If co-ingestion of fat barely effects insulin levels, surely we should
indeed feel protected?  If insulin levels already are low, fat can hardly
be expected to lower them any further.

>Moreover, I would add, from [Collier et al., concurrent ingestion of fat
>and reduction in starch content impairs carbohydrate tolerance to
>subsequent meals, Am J Clin Nutr 45(5):963-9, 1987] that, even if
>ingesting fat with carbohydrate at a meal doesn't harm you, it can at the
>next meal.

This is what I find the most interesting.  I still wonder why GIF seems to
have a delayed effect.

Peter:
>> If the effect is almost zero or even positive it is not clear to me why the
>> carbohydrate tolerance to future meals will be impaired.  Of course there
>> is the GIP factor but I doubt that more than a handful of very educated
>> scholars really understand the mechanism behind it.

Jean-Louis:
>Perhaps the exact mechanism hasn't been found yet. There are many
>experimental data about response to different carbohydrates with various
>quantities of protein and/or fat, and all of those are not consistent with
>each other, nor do they provide any theorical models that I know of. For
>instance, [Westphal et al., Metabolic response to glucose ingested with
>various amounts of protein, Am J Clin Nutr 1990 (62):267-272] found that
>protein (very lean beef) with 50 g glucose barely changes the insulin
>curve, whereas [Spiller et al., Effect of protein dose on serum glucose
>and insulin response to sugars, Am J Clin Nutr 1987 (46):474-80] found
>that 58 grams of carbohydrates (maltodextrin+fructose+lactose) ingested
>with various amounts (16,25,34,50 grams) of protein (1/3 milk proteins and
>2/3 soy proteins) approximately doubles the area under the insulin curve
>compared with the carbohydrates ingested alone.

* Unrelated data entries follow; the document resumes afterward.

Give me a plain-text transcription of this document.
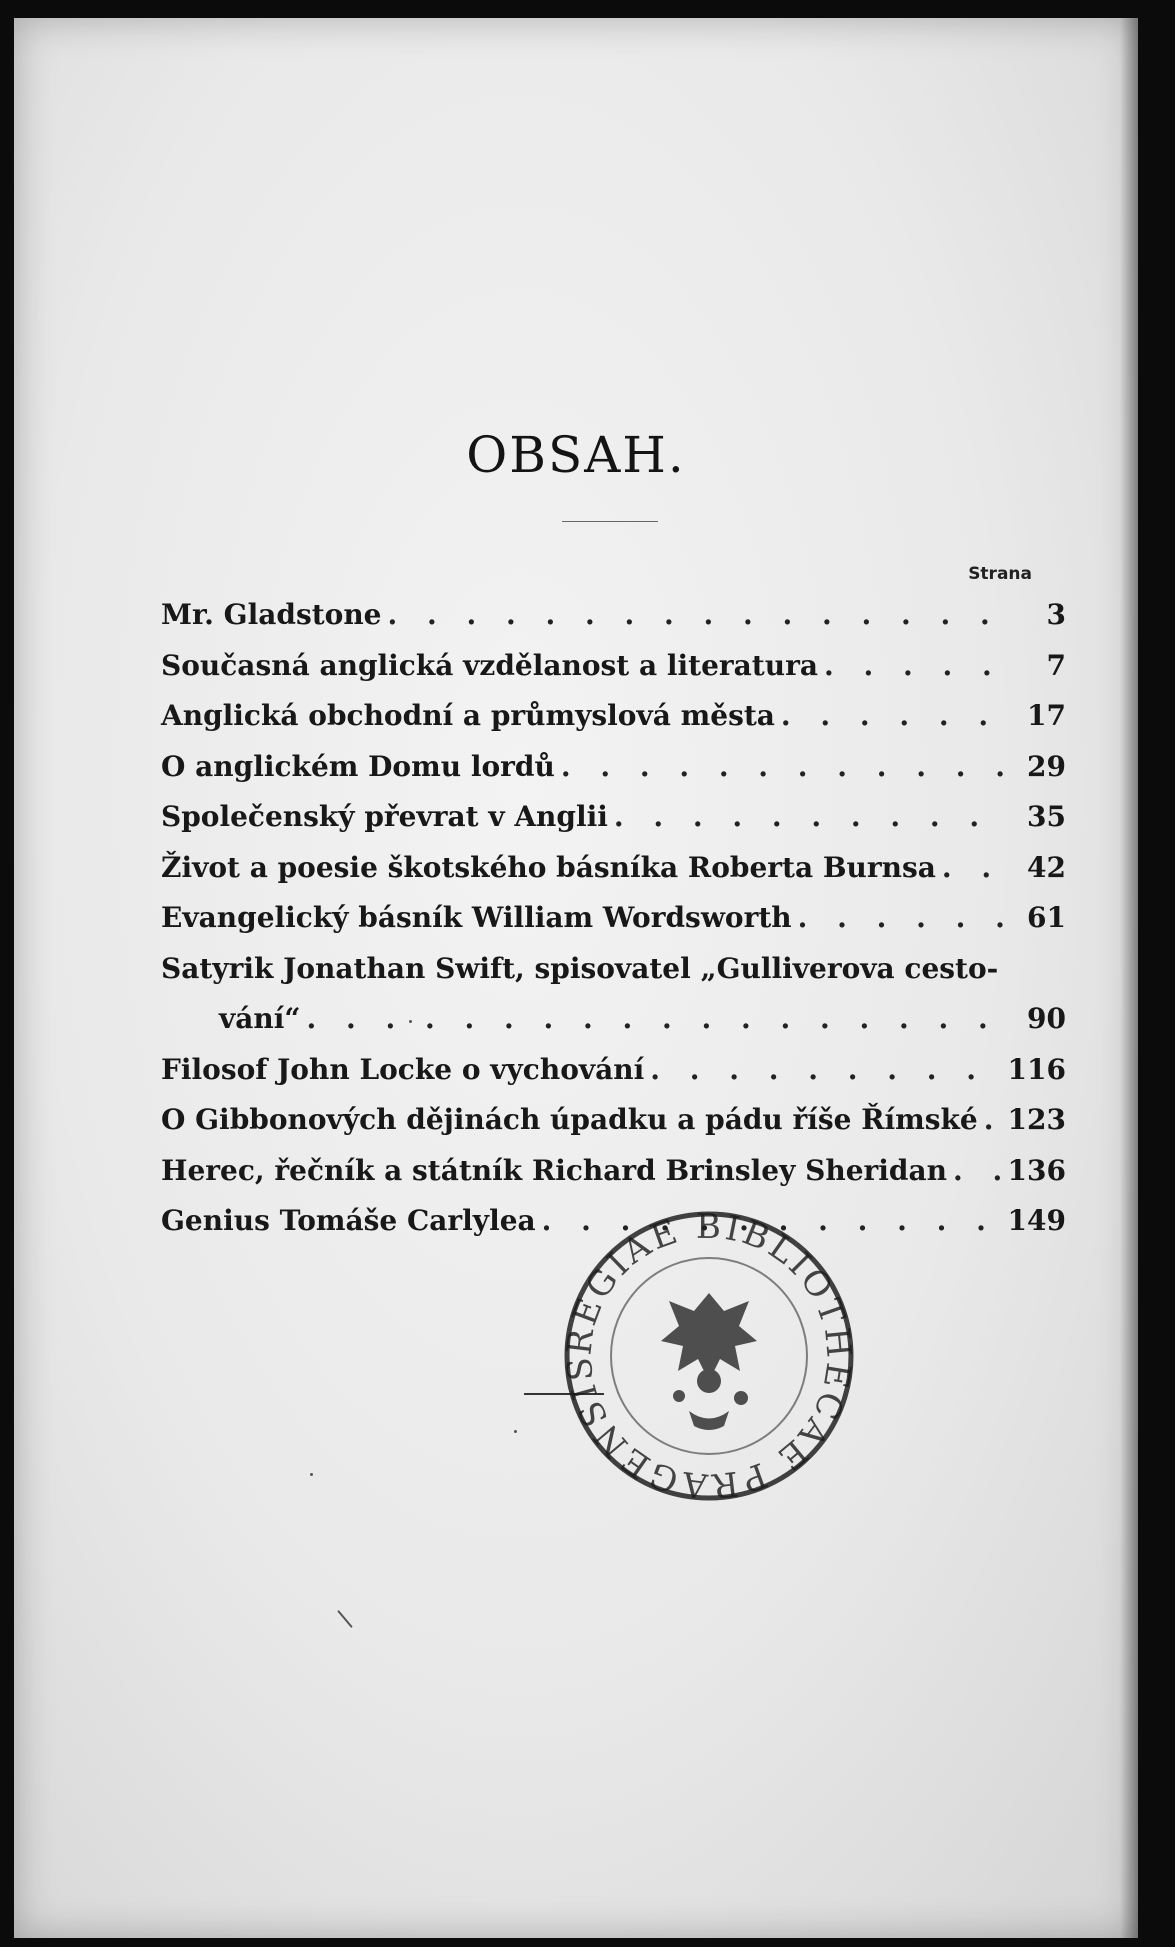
OBSAH.
Strana
Mr. Gladstone . . .	3
Současná anglická vzdělanost a literatura . . .	7
Anglická obchodní a průmyslová města . . .	17
O anglickém Domu lordů . . .	29
Společenský převrat v Anglii . . .	35
Život a poesie škotského básníka Roberta Burnsa . . .	42
Evangelický básník William Wordsworth . . .	61
Satyrik Jonathan Swift, spisovatel „Gulliverova cesto-
vání“ . . .	90
Filosof John Locke o vychování . . .	116
O Gibbonových dějinách úpadku a pádu říše Římské . . . 123
Herec, řečník a státník Richard Brinsley Sheridan . . . 136
Genius Tomáše Carlylea . . .	149
REGIAE BIBLIOTHECAE PRAGENSIS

An increasingly confusing picture. The second example does support the
notion that mixing carbs with proteins can inhibit the production of human
growth hormone (insulin inhibits HGH) and in the case of the lean beef we
do not know if maybe not enough was ingested to balance the 50g of glucose.

Jean-Louis, I appreciate all your work and effort in digging up all this
interesting research.  It is becoming clearer and clearer to me how so many
scholars selectively pick the research they need to confirm their already
preconceived notions.  When Loren Cordain posted his message on Paleodiet a
couple of months ago about how mixing fats and carbohydrates caused insulin
levels to rise, I was already suspicious.  Supplying scientific references
can be a very effective way of shutting up any possible critics, for only
the smallest minority is going to check them anyhow or even check in the
literature to see what else has been published on the subject.